How often have you collaborated on production in the past? In what manner, if any, is composing music different with Derek King?

Mark: I have been involved in several productions in the past of dance and jazz genres, and now Funk Division is a new production project for us, which is going great.

Derek: I have remixed a few times in the past for various projects; I work midi-based, mostly creating House music.

Take us through the process of "Want You. Who wrote the song? How long did it take to compose, then record?

Derek: That’s Mark.

Mark: I created the song about eight years ago in my studio but held it back until I could find the right vocals. I’ve auditioned many vocalists, all of whom proved unable to deliver, that was until Samantha showed up and complemented the track in ways no other vocalist could. I wrote the song and based the style to that of the 60s Groovy British, Austin Powers’ era.

Your use of the organ on "Want You" colored the song with a palpable soulfulness that I don't often hear anymore. In your opinion, why has the sound of popular Black music drifted away from the organ, live instrumentation, and funk elements?

Derek: Artists/record companies want to make quick money so they follow the mainstream.

Mark: The original organs laid down on the song were later redone by an old British professional Hammond organ keyboard player friend of mine who lives not far from me. My two favorite keyboards are the Hammond and Rhodes. Soul or funk cannot exist without these two primary ingredients, in my book.
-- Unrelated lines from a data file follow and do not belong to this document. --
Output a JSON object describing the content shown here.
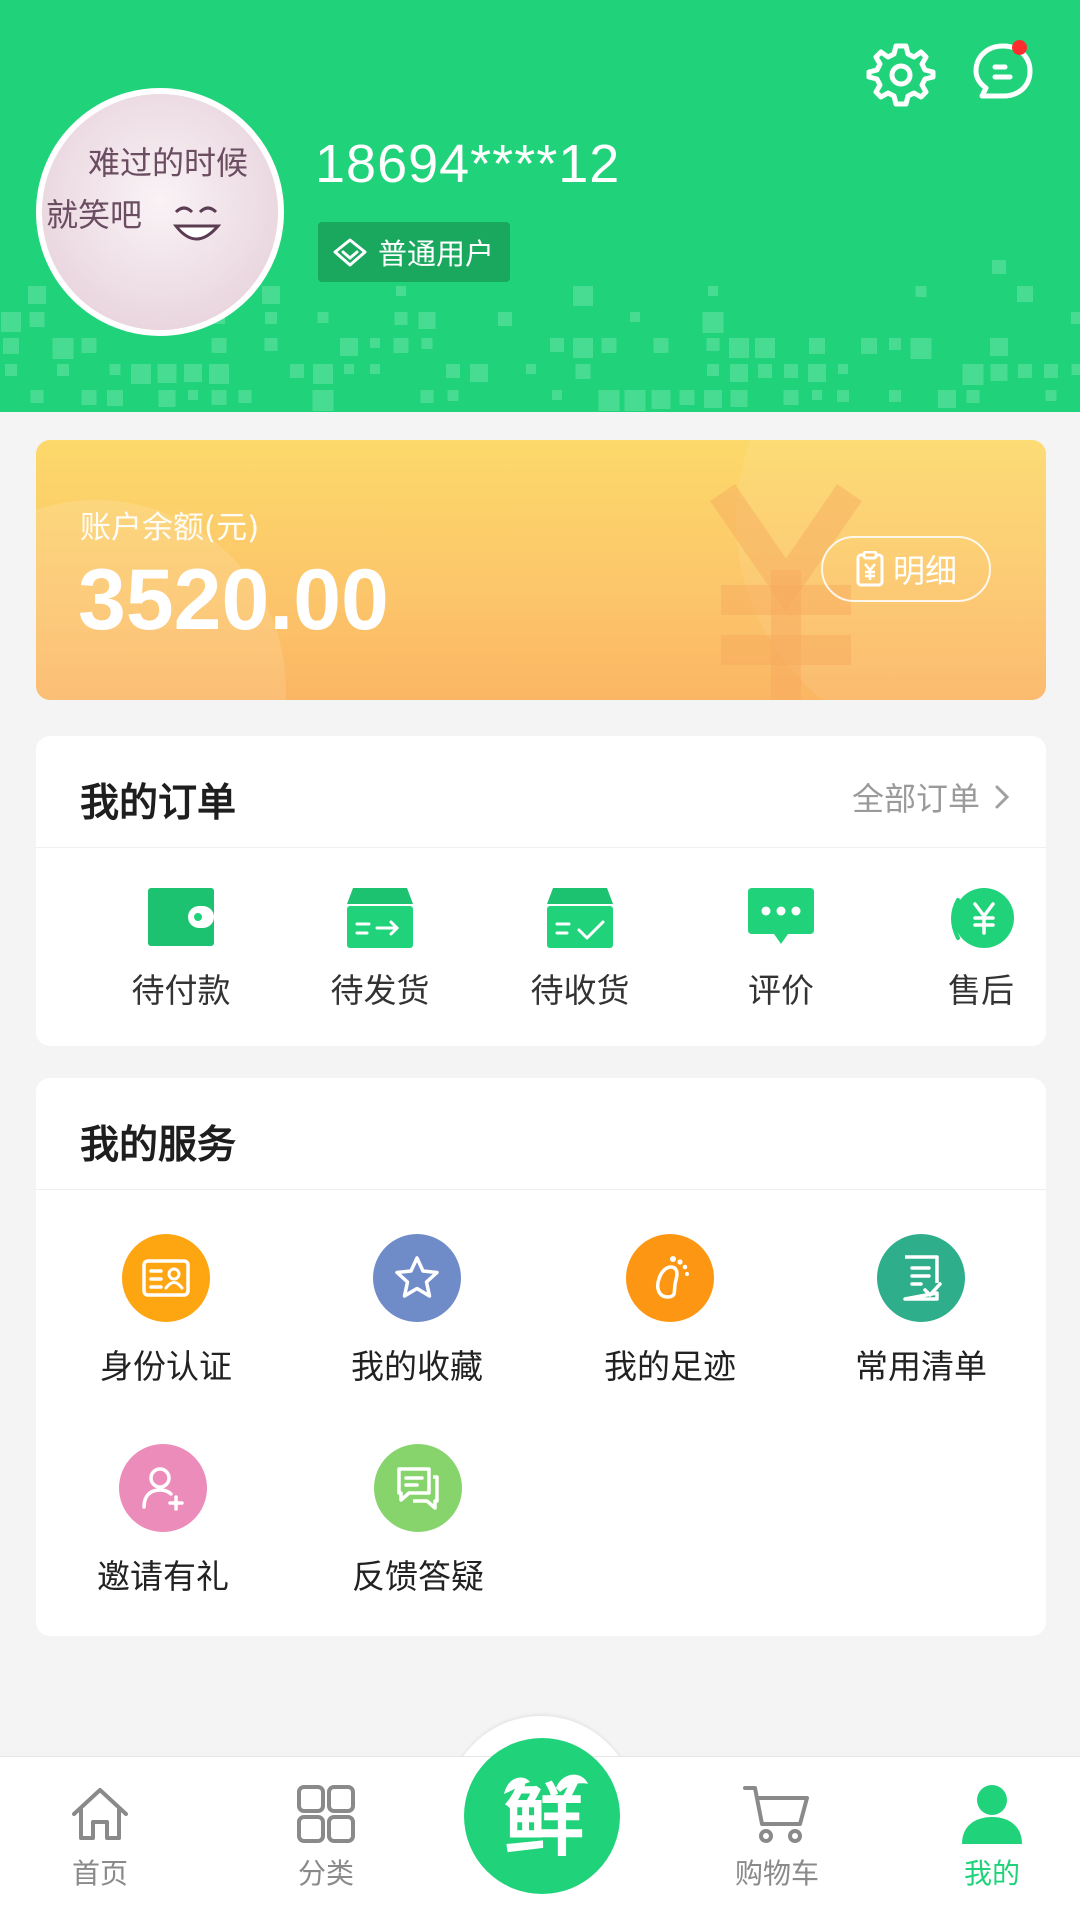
{
  "colors": {
    "brand_green": "#20d37a",
    "badge_green": "#1aa85f",
    "balance_gradient": [
      "#fcd96a",
      "#fbb663"
    ],
    "notification_dot": "#ff2d2d"
  },
  "header": {
    "settings_icon": "gear-icon",
    "messages_icon": "chat-bubble-icon",
    "has_unread_messages": true,
    "avatar_text_line1": "难过的时候",
    "avatar_text_line2": "就笑吧",
    "phone": "18694****12",
    "membership_level": "普通用户"
  },
  "balance": {
    "label": "账户余额(元)",
    "amount": "3520.00",
    "detail_label": "明细"
  },
  "orders": {
    "title": "我的订单",
    "all_label": "全部订单",
    "items": [
      {
        "label": "待付款",
        "icon": "wallet-icon"
      },
      {
        "label": "待发货",
        "icon": "shipping-box-icon"
      },
      {
        "label": "待收货",
        "icon": "delivery-check-icon"
      },
      {
        "label": "评价",
        "icon": "comment-dots-icon"
      },
      {
        "label": "售后",
        "icon": "yuan-refund-icon"
      }
    ]
  },
  "services": {
    "title": "我的服务",
    "items": [
      {
        "label": "身份认证",
        "icon": "id-card-icon",
        "color": "#fea512"
      },
      {
        "label": "我的收藏",
        "icon": "star-icon",
        "color": "#6f8cc9"
      },
      {
        "label": "我的足迹",
        "icon": "footprint-icon",
        "color": "#fd9713"
      },
      {
        "label": "常用清单",
        "icon": "checklist-icon",
        "color": "#2fae8c"
      },
      {
        "label": "邀请有礼",
        "icon": "add-user-icon",
        "color": "#ec8cba"
      },
      {
        "label": "反馈答疑",
        "icon": "feedback-icon",
        "color": "#88d46c"
      }
    ]
  },
  "bottom_nav": {
    "items": [
      {
        "label": "首页",
        "icon": "home-icon"
      },
      {
        "label": "分类",
        "icon": "grid-icon"
      },
      {
        "label": "购物车",
        "icon": "cart-icon"
      },
      {
        "label": "我的",
        "icon": "user-icon",
        "active": true
      }
    ],
    "center_logo_text": "鲜"
  }
}
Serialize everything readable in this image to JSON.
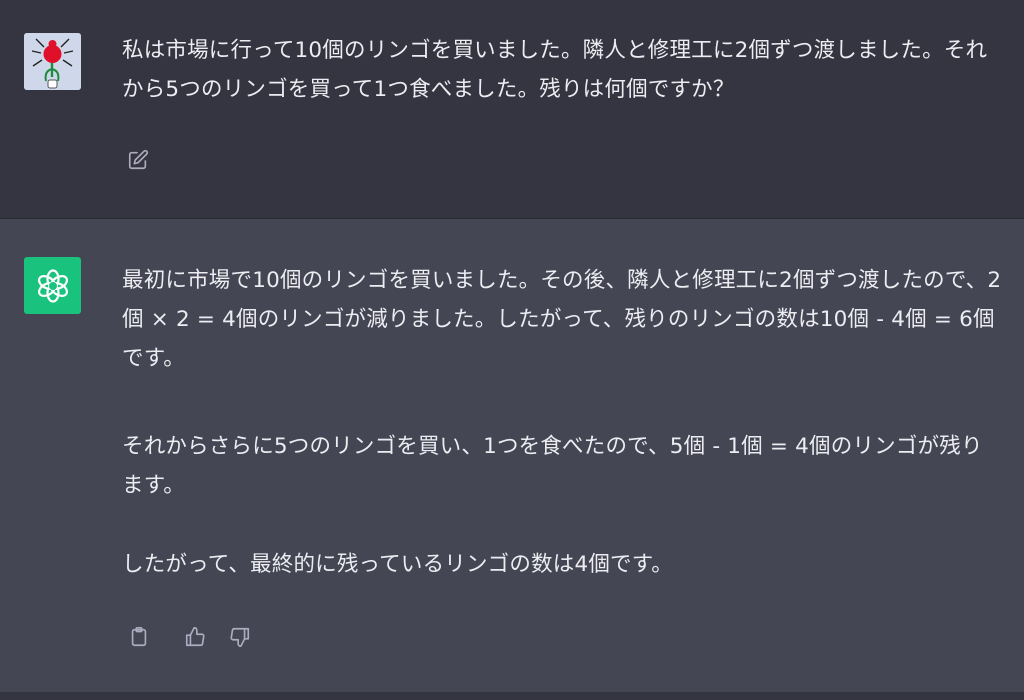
{
  "user_message": {
    "avatar_icon": "spider-avatar",
    "text": "私は市場に行って10個のリンゴを買いました。隣人と修理工に2個ずつ渡しました。それから5つのリンゴを買って1つ食べました。残りは何個ですか？",
    "actions": {
      "edit_icon": "edit-icon"
    }
  },
  "assistant_message": {
    "avatar_icon": "openai-logo-icon",
    "paragraphs": [
      "最初に市場で10個のリンゴを買いました。その後、隣人と修理工に2個ずつ渡したので、2個 × 2 = 4個のリンゴが減りました。したがって、残りのリンゴの数は10個 - 4個 = 6個です。",
      "それからさらに5つのリンゴを買い、1つを食べたので、5個 - 1個 = 4個のリンゴが残ります。",
      "したがって、最終的に残っているリンゴの数は4個です。"
    ],
    "actions": {
      "copy_icon": "clipboard-icon",
      "upvote_icon": "thumbs-up-icon",
      "downvote_icon": "thumbs-down-icon"
    }
  },
  "colors": {
    "user_bg": "#343541",
    "assistant_bg": "#444654",
    "assistant_avatar": "#19c37d",
    "text": "#ececf1",
    "icon": "#acacbe"
  }
}
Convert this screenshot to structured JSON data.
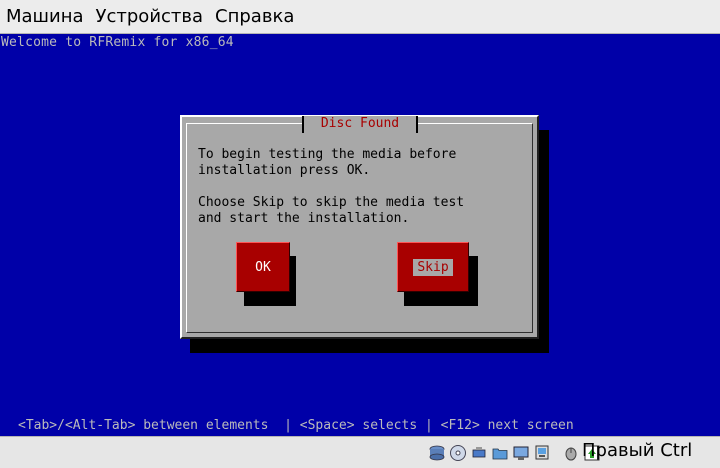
{
  "menubar": {
    "items": [
      "Машина",
      "Устройства",
      "Справка"
    ]
  },
  "screen": {
    "welcome": "Welcome to RFRemix for x86_64",
    "help": "<Tab>/<Alt-Tab> between elements  | <Space> selects | <F12> next screen"
  },
  "dialog": {
    "title": "Disc Found",
    "line1": "To begin testing the media before",
    "line2": "installation press OK.",
    "line3": "Choose Skip to skip the media test",
    "line4": "and start the installation.",
    "ok_label": "OK",
    "skip_label": "Skip"
  },
  "statusbar": {
    "host_key": "Правый Ctrl",
    "icons": [
      "hard-disk-icon",
      "optical-drive-icon",
      "usb-icon",
      "shared-folders-icon",
      "display-icon",
      "network-icon",
      "mouse-integration-icon",
      "host-key-indicator-icon"
    ]
  },
  "colors": {
    "screen_bg": "#0000a8",
    "dialog_bg": "#a8a8a8",
    "button_bg": "#a80000",
    "title_color": "#a80000"
  }
}
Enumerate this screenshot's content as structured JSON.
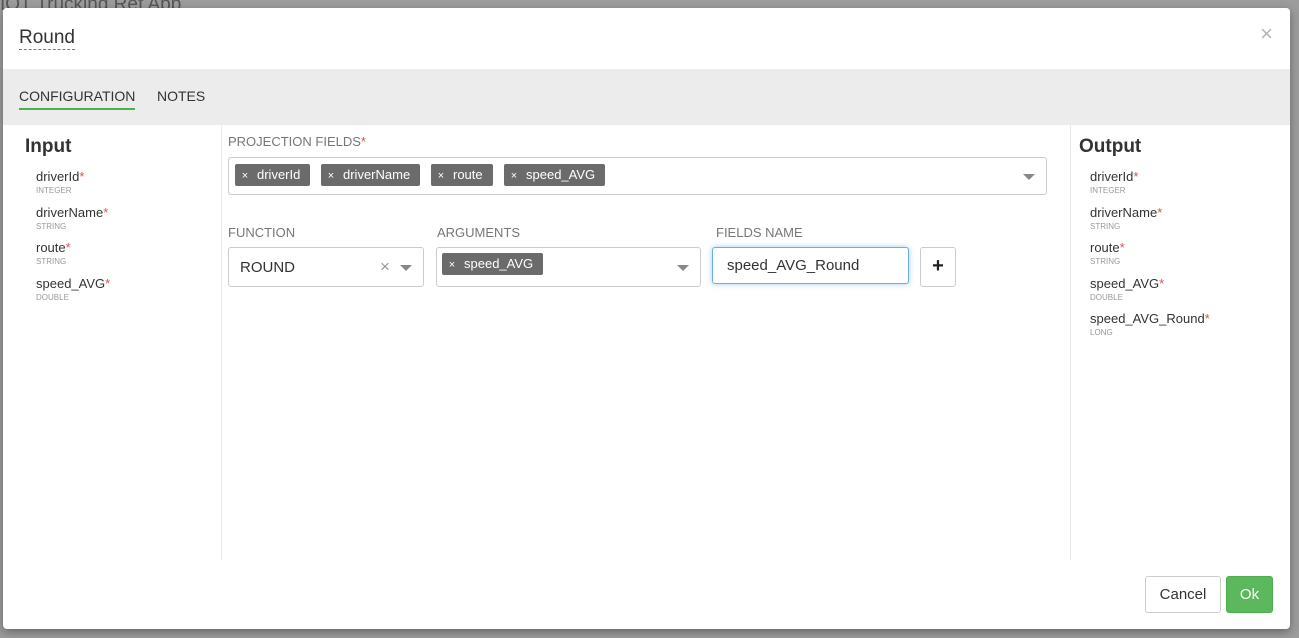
{
  "background": {
    "app_title": "IOT Trucking Ref App"
  },
  "modal": {
    "title": "Round",
    "close_glyph": "×",
    "tabs": [
      {
        "label": "CONFIGURATION",
        "active": true
      },
      {
        "label": "NOTES",
        "active": false
      }
    ]
  },
  "input": {
    "title": "Input",
    "fields": [
      {
        "name": "driverId",
        "type": "INTEGER",
        "required": "*"
      },
      {
        "name": "driverName",
        "type": "STRING",
        "required": "*"
      },
      {
        "name": "route",
        "type": "STRING",
        "required": "*"
      },
      {
        "name": "speed_AVG",
        "type": "DOUBLE",
        "required": "*"
      }
    ]
  },
  "center": {
    "projection_label": "PROJECTION FIELDS",
    "required_marker": "*",
    "projection_fields": [
      "driverId",
      "driverName",
      "route",
      "speed_AVG"
    ],
    "chip_remove_glyph": "×",
    "function_label": "FUNCTION",
    "function_value": "ROUND",
    "function_clear_glyph": "×",
    "arguments_label": "ARGUMENTS",
    "arguments": [
      "speed_AVG"
    ],
    "fields_name_label": "FIELDS NAME",
    "fields_name_value": "speed_AVG_Round",
    "add_glyph": "+"
  },
  "output": {
    "title": "Output",
    "fields": [
      {
        "name": "driverId",
        "type": "INTEGER",
        "required": "*"
      },
      {
        "name": "driverName",
        "type": "STRING",
        "required": "*"
      },
      {
        "name": "route",
        "type": "STRING",
        "required": "*"
      },
      {
        "name": "speed_AVG",
        "type": "DOUBLE",
        "required": "*"
      },
      {
        "name": "speed_AVG_Round",
        "type": "LONG",
        "required": "*"
      }
    ]
  },
  "footer": {
    "cancel_label": "Cancel",
    "ok_label": "Ok"
  },
  "colors": {
    "accent_green": "#4caf50",
    "ok_button": "#5cb85c",
    "chip_bg": "#6b6b6b",
    "required": "#d9534f",
    "focus_blue": "#66afe9"
  }
}
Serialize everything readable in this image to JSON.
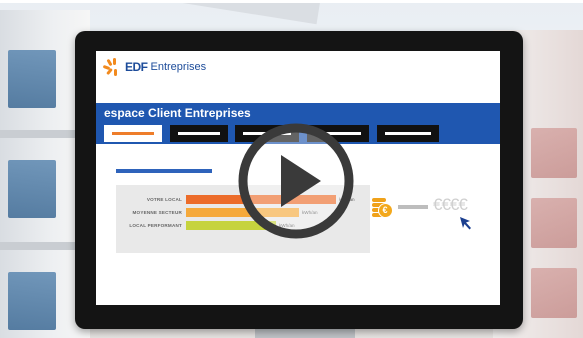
{
  "logo": {
    "brand": "EDF",
    "suffix": "Entreprises"
  },
  "header": {
    "title": "espace Client Entreprises"
  },
  "tabs": [
    {
      "label": "",
      "active": true
    },
    {
      "label": "",
      "active": false
    },
    {
      "label": "",
      "active": false
    },
    {
      "label": "",
      "active": false
    },
    {
      "label": "",
      "active": false
    }
  ],
  "comparison": {
    "rows": [
      {
        "label": "VOTRE LOCAL",
        "unit": "kWh/an",
        "color": "#ec6c2a",
        "level": 1.0
      },
      {
        "label": "MOYENNE SECTEUR",
        "unit": "kWh/an",
        "color": "#f5a93b",
        "level": 0.75
      },
      {
        "label": "LOCAL PERFORMANT",
        "unit": "kWh/an",
        "color": "#c6d33e",
        "level": 0.6
      }
    ]
  },
  "cost": {
    "coin_symbol": "€",
    "euros": "€€€€"
  },
  "colors": {
    "accent_blue": "#1f57b0",
    "accent_orange": "#ee7d2a"
  },
  "icons": [
    "play-icon",
    "coins-icon",
    "cursor-arrow-icon",
    "edf-logo-icon"
  ]
}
When creating music as Funk Division, how important is it for you to provide an uncompromisingly Black sound and aesthetic? In what ways do you feel like your use of classic sounds is "paying it forward" from your predecessors?

Derek: It touches the soul. It can be played in the future and still sound credible.

What do you feel about the modern jazz scene? What do you hope for Funk Division to offer that other acts may not?

Derek: There is still a buzzing modern jazz scene like other specialist genres but you don't hear much about it as it's not mainstream.

Mark: The jazz scene is cool; I just wish it was promoted more. As for Funk Division, we offer realism and rawness.

Can you speak about the video? Did you come up with the treatment together?

Derek: Mark’s idea. Mark: Just aimed to look authentic, I guess. We had access to a beautiful facility nearby and it looked ideal. We put it out there that we were creating a music video and we got spectators and friends coming down to watch and be a part of the whole party, which worked out to be great fun.

What can the listener look forward to from your upcoming album?

Mark: Each track will have its own individual flavor. I hate it when an album sounds like it was all done in the same place in the same week. The Funk Division’s album breaks the norm, and instead each track will hit you with a totally different sound. It’s gonna be dance, funk, house, jazz and all types, but regardless of what it’s gonna be, it will make you want to GET DOWN!! Derek: Solid quality grooves, an album to play all the way through without skipping tracks.

Do you plan to tour UK or other territories?

Mark: Yes, but only when we feel ready, not just for the hell of it. Family is more important to us all and we believe that "less is more." And right now the music industry is crammed, jammed packed with too much unnecessary music which all sounds the same. When you hear Funk Division, it will stop you in your tracks and take total control of your body. "I created the song about eight years ago in my studio but held it back until I could find the right vocals. I’ve auditioned many vocalists, all of whom proved unable to deliver, that was until Samantha showed up and complemented the track in ways no other vocalist could. I wrote the song and based the style to that of the 60s Groovy British, Austin Powers’ era."